I want to pick out one area in particular where I hope we redesign everything intentionally, rather than in our normal short-sighted, laissez-faire manner: jobs and wealth.
It has become widely accepted that offshoring led to the demise of U.S. manufacturing and its solidly middle class blue collar jobs over the last 30 years. There’s some truth to that, but automation was arguably more of a factor – and that was before AI and today’s more versatile robots. More to the point, today’s AI and robots aren’t coming just to manufacturing but pretty much to every sector.
Former Transportation Secretary Pete Buttigieg warned:
The economic implications are the ones that I think could be the most disruptive, the most quickly. We’re talking about whole categories of jobs, where — not in 30 or 40 years, but in three or four — half of the entry-level jobs might not be there. It will be a bit like what I lived through as a kid in the industrial Midwest when trade in automation sucked away a lot of the auto jobs in the nineties — but ten times, maybe a hundred times more disruptive.
Mr. Buttigieg is no AI expert, but Erik Brynjolfsson, senior fellow at Stanford’s Institute for Human-Centered Artificial Intelligence and director of the Stanford Digital Economy Lab, is. When asked about those comments, he told Morning Edition: “Yeah, he’s spot on. We are seeing enormous advances in core technology and very little attention is being paid to how we can adapt our economy and be ready for those changes.”
You could look, for example, at the big layoffs in the tech sector lately. Natasha Singer, writing in The New York Times, reports on how computer science graduates have gone from expecting mid-six figure starting salaries to working at Chipotle (and wait till Chipotle automates all those jobs). The Federal Reserve Bank of New York says unemployment for computer science & computer engineering majors is better than anthropology majors, but, astonishingly, worse than pretty much all other majors.

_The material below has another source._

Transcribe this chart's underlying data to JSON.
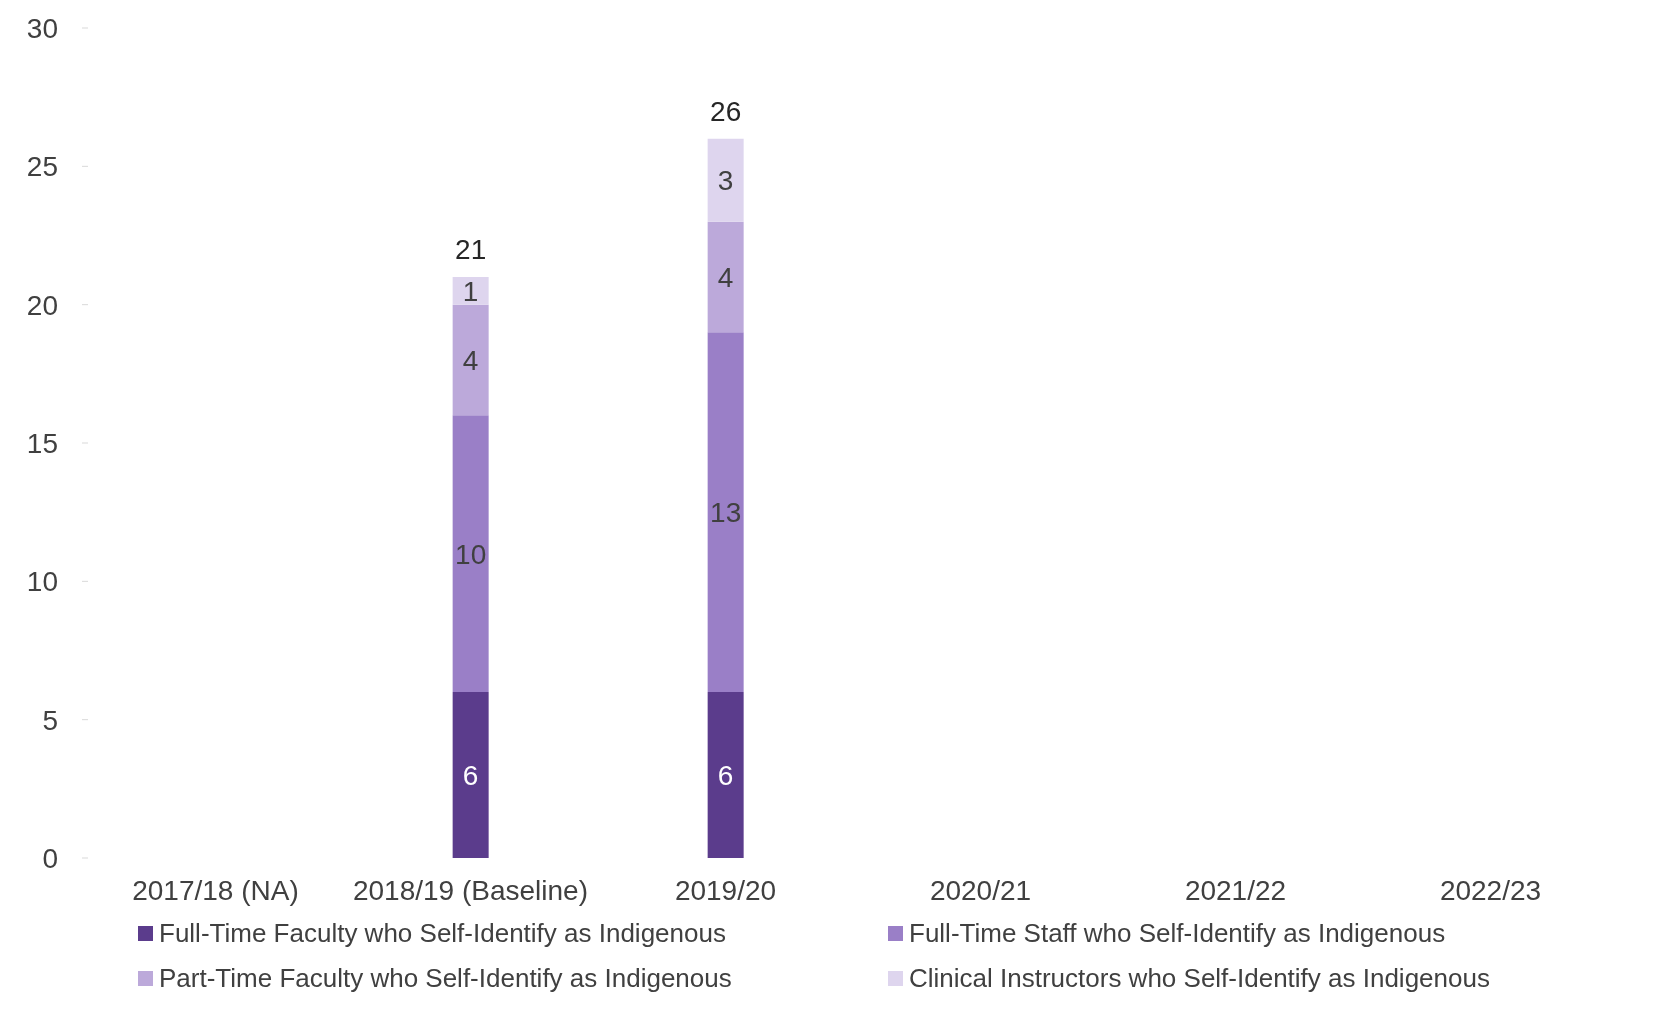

And don’t just feel sorry for tech workers. Neil Irwin of Axios warns: “In the next job market downturn — whether it’s already starting or years away — there just might be a bloodbath for millions of workers whose jobs can be supplanted by artificial intelligence.” He quotes Federal Reserve governor Lisa Cook: “AI is poised to reshape our labor market, which in turn could affect our notion of maximum employment or our estimate of the natural rate of unemployment.”
In other words, you ain’t seen nothing yet.
While manufacturing was taking a beating in the U.S. over the last thirty years, tech boomed. Most of the world’s largest and most profitable companies are tech companies, and most of the world’s richest people got their wealth from tech. Those are, by and large, the ones investing most heavily in AI — most likely to benefit from it.
Professor Brynjolfsson worries about how we’ll handle the transition to an AI economy:
The ideal thing is that you find ways of compensating people and managing a transition. Sad to say, with trade, we didn’t do a very good job of that. A lot of people got left behind. It would be a catastrophe if we made the similar mistake with technology, [which] that also is going to create enormous amounts of wealth, but it’s not going to affect everyone evenly. And we have to make sure that people manage that transition.